Va da sè che la povertà in questi casi accenda la fantasia: et voilà, ecco la Carbonara.
Pellegrino Artusi, fondatore della critica gastronomica italiana
La leggenda però non trova riscontro in quella che potremmo considerare la bibbia delle guide gastronomiche italiane, La scienza in cucina e l’arte di mangiar bene, altresì chiamata l’Artusi, nome dato da colui che la scrisse, Pellegrino Artusi, fondatore della critica gastronomica italiana.
Artusi visse tra il 1820 e il 1911 e nella sua guida non vi è traccia della carbonara.
È molto probabile quindi che la ricetta non esistesse fino al Novecento, quando effettivamente successe qualcosa, ma che non ha totalmente a che fare con la sola cultura italiana.
La storia “più” vera
La Carbonara non fu un’invenzione completamente italiana.
Negli ultimi anni, almeno da quando l’Unione Italiana Food ha istituito il Carbonara day e lanciato l’hashtag #MyCarbonara, si è fatta strada la storia che potrebbe avere più attinenza con la realtà. Agli sgoccioli della Seconda Guerra Mondiale, con le truppe alleate impegnate a risalire la Penisola per liberarla dall’occupazione nazista, i soldati avevano a disposizione la cosiddetta “Razione K”, ovvero un box con tutti i viveri necessari per la sopravvivenza in tempo di guerra.
Gli ingredienti della Razione K e un cuoco italiano
La storia della nascita della Carbonara è stata giusto raccontata con un video promo su Youtube dalla Barilla, molto romanzato ma che potremmo ritenere vicino alla realtà.
Tra gli ingredienti della Razione K vi erano uova disidratate e bacon: due alimenti essenziali per gli americani, buoni per ogni pasto della giornata.
Qui entra in scena il creatore del piatto, il cui nome è stato scoperto da Igles Corelli, noto chef italiano. A inventare la carbonara fu Renato Gualandi, cuoco bolognese che si ritrovò a cucinare per le truppe alleate. E cosa poté mai fare un cuoco italiano con uovo e bacon a disposizione? Aggiungere la pasta!
Le conferme dell’origine italo-americana
A rafforzare la vera storia della carbonara è il fatto, analogo alla guida dell’Artusi, che fino al 1951 non vi sia traccia di una ricetta quantomeno ufficiosa, se non in America, e più precisamente a Chicago.
La prima attestazione di una ricetta della Carbonara comparve infatti quell’anno sulla guida dei ristoranti della Windy city, An extraordinary guide to what’s cooking on Chicago’s Near North Side, riportata dall’autrice Patricia Bronté.

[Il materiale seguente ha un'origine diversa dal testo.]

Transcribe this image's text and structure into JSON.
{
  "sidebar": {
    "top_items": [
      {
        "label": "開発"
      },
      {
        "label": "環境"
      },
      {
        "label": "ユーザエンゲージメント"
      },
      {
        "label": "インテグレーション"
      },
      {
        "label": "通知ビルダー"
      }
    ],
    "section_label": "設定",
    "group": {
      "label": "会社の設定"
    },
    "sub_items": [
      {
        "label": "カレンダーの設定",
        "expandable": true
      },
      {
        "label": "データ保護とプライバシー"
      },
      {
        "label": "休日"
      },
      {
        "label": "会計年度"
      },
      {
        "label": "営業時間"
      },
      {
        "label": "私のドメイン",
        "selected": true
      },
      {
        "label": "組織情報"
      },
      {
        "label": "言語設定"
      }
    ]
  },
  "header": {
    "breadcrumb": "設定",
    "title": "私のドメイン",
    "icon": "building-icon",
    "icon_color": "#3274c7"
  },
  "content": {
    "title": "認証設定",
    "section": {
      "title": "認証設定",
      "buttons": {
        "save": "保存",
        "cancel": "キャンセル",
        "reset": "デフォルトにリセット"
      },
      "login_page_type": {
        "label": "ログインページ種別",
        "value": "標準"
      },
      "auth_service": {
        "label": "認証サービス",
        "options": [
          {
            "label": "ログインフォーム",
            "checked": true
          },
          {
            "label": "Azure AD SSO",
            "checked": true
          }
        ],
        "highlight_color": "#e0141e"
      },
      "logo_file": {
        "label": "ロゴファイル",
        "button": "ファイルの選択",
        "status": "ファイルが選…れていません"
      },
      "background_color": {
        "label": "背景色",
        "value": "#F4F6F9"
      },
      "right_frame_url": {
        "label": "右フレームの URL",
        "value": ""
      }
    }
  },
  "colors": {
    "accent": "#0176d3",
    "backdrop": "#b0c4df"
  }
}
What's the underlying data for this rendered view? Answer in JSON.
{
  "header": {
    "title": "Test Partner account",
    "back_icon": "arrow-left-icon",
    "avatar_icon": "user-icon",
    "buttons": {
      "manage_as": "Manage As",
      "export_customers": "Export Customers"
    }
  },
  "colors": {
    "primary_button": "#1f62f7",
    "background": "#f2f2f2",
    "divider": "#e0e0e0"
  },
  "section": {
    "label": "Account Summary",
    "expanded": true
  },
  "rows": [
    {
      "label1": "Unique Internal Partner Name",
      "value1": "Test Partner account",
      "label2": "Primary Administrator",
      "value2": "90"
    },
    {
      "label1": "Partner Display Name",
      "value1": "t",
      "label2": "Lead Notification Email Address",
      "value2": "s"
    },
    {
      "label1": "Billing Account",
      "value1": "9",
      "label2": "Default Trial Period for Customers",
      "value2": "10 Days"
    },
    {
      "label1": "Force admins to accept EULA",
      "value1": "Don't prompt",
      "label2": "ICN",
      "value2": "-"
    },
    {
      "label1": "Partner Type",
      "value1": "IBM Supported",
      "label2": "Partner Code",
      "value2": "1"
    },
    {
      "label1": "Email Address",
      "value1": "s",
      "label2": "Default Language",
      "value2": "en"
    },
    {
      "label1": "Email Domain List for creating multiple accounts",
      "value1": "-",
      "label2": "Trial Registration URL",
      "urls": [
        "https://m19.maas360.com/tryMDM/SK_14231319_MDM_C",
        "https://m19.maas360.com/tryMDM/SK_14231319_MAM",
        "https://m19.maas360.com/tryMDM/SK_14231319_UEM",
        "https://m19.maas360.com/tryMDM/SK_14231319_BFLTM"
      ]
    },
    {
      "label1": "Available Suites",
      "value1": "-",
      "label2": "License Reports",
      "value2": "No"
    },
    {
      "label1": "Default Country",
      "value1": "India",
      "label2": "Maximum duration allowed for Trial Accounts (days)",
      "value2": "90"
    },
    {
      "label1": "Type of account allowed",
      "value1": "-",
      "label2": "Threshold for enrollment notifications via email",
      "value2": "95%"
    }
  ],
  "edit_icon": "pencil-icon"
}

Questo è solo un punto di partenza, in un susseguirsi di ricette, storie e citazioni (come quella di Alberto Moravia nei Racconti Romani del 1954) che probabilmente hanno percorso strade parallele.
Sta di fatto che l’Italia si è appropriata della ricetta, probabilmente grazie alla maggior dimestichezza con la pasta, e ci riteniamo difensori di una tradizione che ammette tuttavia qualche variante, apprezzabile o meno. Quello che dovremmo sottolineare in queste storie è come l’Italia, ancora una volta, si ritrova incrocio di diverse culture, una commistione che arriva a produrre una ricetta riconosciuta in tutto il mondo. Una piccola opera d’arte, a suo modo, replicata in ogni angolo del globo dove sia arrivata la nostra cucina.